In an interview to The Wall Street Journal, Maharaja Gaj Singh had said that he wanted his children to be a link between the past and the future.

So how do modern royals bridge the distance between tradition and modernity?

"As Indians we have pride, as Rajasthanis we have pride and as Rajputs we have pride. We have a traditional connect to the city, the architecture and the people," explains Shivranjani with a relaxed, unhurried ease.

In a couple of hours she has to attend a birthday party of a relative who has turned 18 at a palace-hotel owned by another branch of the family.

"I am not a fan of the static tradition. As long as it's dynamic and changing, you don't have to go from tradition to modern. It is the same. It's who we are and we keep moving along with it."


While in Jodhpur: Keep at least half a day to see the Mehrangarh Fort. It is one of the best maintained and well thought of fort-museums in India. Take the audio guide, it is very well done and tells the entire history of the fort and its people as an interesting story.

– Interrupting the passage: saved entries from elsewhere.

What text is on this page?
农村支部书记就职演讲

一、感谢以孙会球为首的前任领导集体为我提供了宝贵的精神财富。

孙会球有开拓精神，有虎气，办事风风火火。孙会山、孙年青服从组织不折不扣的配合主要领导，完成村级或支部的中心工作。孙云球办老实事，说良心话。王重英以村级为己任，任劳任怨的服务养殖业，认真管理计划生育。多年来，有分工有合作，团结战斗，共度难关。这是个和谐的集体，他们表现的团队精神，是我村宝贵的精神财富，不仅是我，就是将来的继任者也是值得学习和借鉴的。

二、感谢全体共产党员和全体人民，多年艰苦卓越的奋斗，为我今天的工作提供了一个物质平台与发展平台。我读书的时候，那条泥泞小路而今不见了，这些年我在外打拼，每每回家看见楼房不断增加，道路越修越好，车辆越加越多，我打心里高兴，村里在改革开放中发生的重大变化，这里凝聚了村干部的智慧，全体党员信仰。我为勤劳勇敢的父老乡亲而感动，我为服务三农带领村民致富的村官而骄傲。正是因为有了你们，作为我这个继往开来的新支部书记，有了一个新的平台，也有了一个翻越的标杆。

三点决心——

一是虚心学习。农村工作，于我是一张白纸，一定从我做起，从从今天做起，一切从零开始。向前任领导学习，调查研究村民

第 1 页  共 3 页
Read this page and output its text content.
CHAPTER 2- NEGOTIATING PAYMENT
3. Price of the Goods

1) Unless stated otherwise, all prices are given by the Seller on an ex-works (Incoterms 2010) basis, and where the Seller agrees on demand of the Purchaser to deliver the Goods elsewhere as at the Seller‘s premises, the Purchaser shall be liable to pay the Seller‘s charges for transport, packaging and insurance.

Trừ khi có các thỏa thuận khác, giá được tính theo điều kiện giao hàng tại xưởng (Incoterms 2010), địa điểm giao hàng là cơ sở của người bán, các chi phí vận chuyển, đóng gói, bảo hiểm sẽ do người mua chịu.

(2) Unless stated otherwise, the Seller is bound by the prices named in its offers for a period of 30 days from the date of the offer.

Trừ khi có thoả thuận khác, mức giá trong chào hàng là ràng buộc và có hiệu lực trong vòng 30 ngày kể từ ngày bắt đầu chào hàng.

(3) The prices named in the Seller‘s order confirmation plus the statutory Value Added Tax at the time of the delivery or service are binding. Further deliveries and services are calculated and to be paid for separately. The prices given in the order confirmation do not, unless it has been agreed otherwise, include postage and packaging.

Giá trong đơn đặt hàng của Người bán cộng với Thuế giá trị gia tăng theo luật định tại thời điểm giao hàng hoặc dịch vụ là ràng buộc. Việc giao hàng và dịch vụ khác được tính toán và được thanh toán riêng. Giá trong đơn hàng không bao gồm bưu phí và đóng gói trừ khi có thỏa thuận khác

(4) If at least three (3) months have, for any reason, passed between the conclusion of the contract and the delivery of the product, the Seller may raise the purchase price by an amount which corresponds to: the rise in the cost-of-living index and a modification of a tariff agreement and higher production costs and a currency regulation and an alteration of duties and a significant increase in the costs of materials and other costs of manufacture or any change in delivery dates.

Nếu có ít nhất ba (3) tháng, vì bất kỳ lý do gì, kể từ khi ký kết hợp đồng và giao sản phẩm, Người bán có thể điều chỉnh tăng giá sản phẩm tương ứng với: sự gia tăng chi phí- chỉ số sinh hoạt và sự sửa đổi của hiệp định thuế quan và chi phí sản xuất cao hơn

Go to the old city and see the restored step wells. They look gorgeous in the night.

The restored stepwell overlooking Stepwell Cafe

IMAGE: A restored step well in the old city. We are told it was covered with garbage at one point.

Catch some fantastic Rajasthani folk songs and ghazals by the family of Lukman Khan Langa and party at the Ranbanka Palace Hotel. The troupe will leave you asking for more.